En efecto, considerando la amplitud de la categoría en los estudios cuantitativos nos percatamos de su heterogeneidad. Por supuesto, toda categoría clasificatoria enfatiza algunos aspectos por sobre otros: lo mismo podemos esperar de “clase alta” y “baja”, u “obrera” y “capitalista”. En el caso de la clase media, conviven en una misma categoría individuos y familias de niveles de ingreso y estilos de vida muy disímiles. Aún más: la categoría incluye asalariados y no asalariados, personas con competencias adquiridas en el sistema de educación formal y otras autodidactas, trabajadores del sector público y privado. Englobamos bajo una misma denominación a profesionales, comerciantes, cuentapropistas, oficinistas, gerentes, maestros… Todo indica que lo razonable sería abandonar una categoría tan imprecisa. Pero las cosas no son tan sencillas.
En efecto, “clase media” no es solo una categoría experta. También es un término al cual apelamos en la vida social para clasificar personas, objetos y lugares. Nos reconocemos como “clase media” para equipararnos o diferenciarnos de otros. Nos interesa sobre todo saber si estamos por encima o por debajo de otros. Ponemos en juego una suerte de mapa mental pero a la vez práctico y espontáneo por el cual distinguimos bienes y servicios que se deben poseer o aspirar, barrios en los que se debe o debería vivir, lugares que se deberían visitar, ropa que se debe o debería vestir, marcas aprobadas y desaprobadas… Nunca es suficiente aclarar que el acceso a estos bienes es el producto de una estructura social desigual, pero estos sistemas de clasificación ordenan nuestras experiencias respecto de los niveles y estilos de vida, posesiones o consumos y a la vez los evalúan en términos morales. La clasificación no es neutral: la clasificación pretende jerarquizar moralmente, evalúa, distingue lo apropiado y lo inapropiado, lo correcto e incorrecto, lo admisible e inadmisible. Entre nosotros circulan términos de uso informal no público, con propósitos descalificatorios, muchos de ellos con un carácter racista notorio. ¿De dónde proceden estos esquemas?

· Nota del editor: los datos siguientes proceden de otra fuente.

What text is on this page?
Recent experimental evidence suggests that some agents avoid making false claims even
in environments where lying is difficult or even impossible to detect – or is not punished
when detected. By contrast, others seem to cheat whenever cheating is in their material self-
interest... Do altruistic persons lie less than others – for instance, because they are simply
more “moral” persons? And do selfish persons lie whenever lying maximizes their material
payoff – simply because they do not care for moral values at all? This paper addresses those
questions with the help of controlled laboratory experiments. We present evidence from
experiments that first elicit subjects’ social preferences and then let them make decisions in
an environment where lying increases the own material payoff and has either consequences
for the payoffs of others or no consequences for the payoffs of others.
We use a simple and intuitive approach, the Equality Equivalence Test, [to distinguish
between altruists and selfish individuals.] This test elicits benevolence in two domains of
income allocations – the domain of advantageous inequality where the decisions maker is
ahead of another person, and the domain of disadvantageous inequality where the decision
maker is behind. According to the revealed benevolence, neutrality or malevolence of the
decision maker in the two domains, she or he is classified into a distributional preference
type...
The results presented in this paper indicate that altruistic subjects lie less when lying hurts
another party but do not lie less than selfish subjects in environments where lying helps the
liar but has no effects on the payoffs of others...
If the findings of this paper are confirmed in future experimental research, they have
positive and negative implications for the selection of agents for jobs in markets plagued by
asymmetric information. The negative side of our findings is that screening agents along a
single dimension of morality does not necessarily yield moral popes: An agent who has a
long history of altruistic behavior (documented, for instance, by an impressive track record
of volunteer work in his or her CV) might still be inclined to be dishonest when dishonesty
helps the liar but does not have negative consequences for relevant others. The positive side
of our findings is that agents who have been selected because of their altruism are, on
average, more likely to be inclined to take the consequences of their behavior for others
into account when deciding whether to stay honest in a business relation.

Las investigaciones históricas y etnográficas han puesto de manifiesto que estos esquemas responden a un gran relato, que se confunde con la idea misma de la Nación. Yo lo denomino “el relato de origen de la clase media”, el cual cuenta la historia de un antepasado (padre, abuelo, bisabuelo) que migró al país desde Europa, trabajó duramente y realizó sacrificios para que sus descendientes pudieran progresar a través del comercio o de la educación. Lo he escuchado en historias de vida de personas que o bien intentaban explicar su éxito personal o su caída en la pobreza debido al desempleo, la quiebra de su empresa o la subsistencia diaria con una jubilación mínima. También existe en el discurso público, en las promesas de campaña o en las palabras de apertura de un presidente. Lo invocaron Macri y Scioli. Néstor Kirchner llamó a “reconstruir el país de clase media”. Cristina Kirchner se autodefinió como fruto de la movilidad ascendente que la llevó a presidente (aunque ella también apeló a otra caracterización de la clase media, a la que me referiré en breve). La no identificación de este relato llevó a que algunos estudios sobre los “nuevos pobres” en la década de 1990 (sectores medios empobrecidos) se plegaran a la idea de una crisis de los valores e identidades tradicionales de clase media. Con la recuperación económica post-crisis, allí estaba vivo el relato, tanto como proyecto político y como paradigma para interpretar el destino personal, fuese venturoso o infausto.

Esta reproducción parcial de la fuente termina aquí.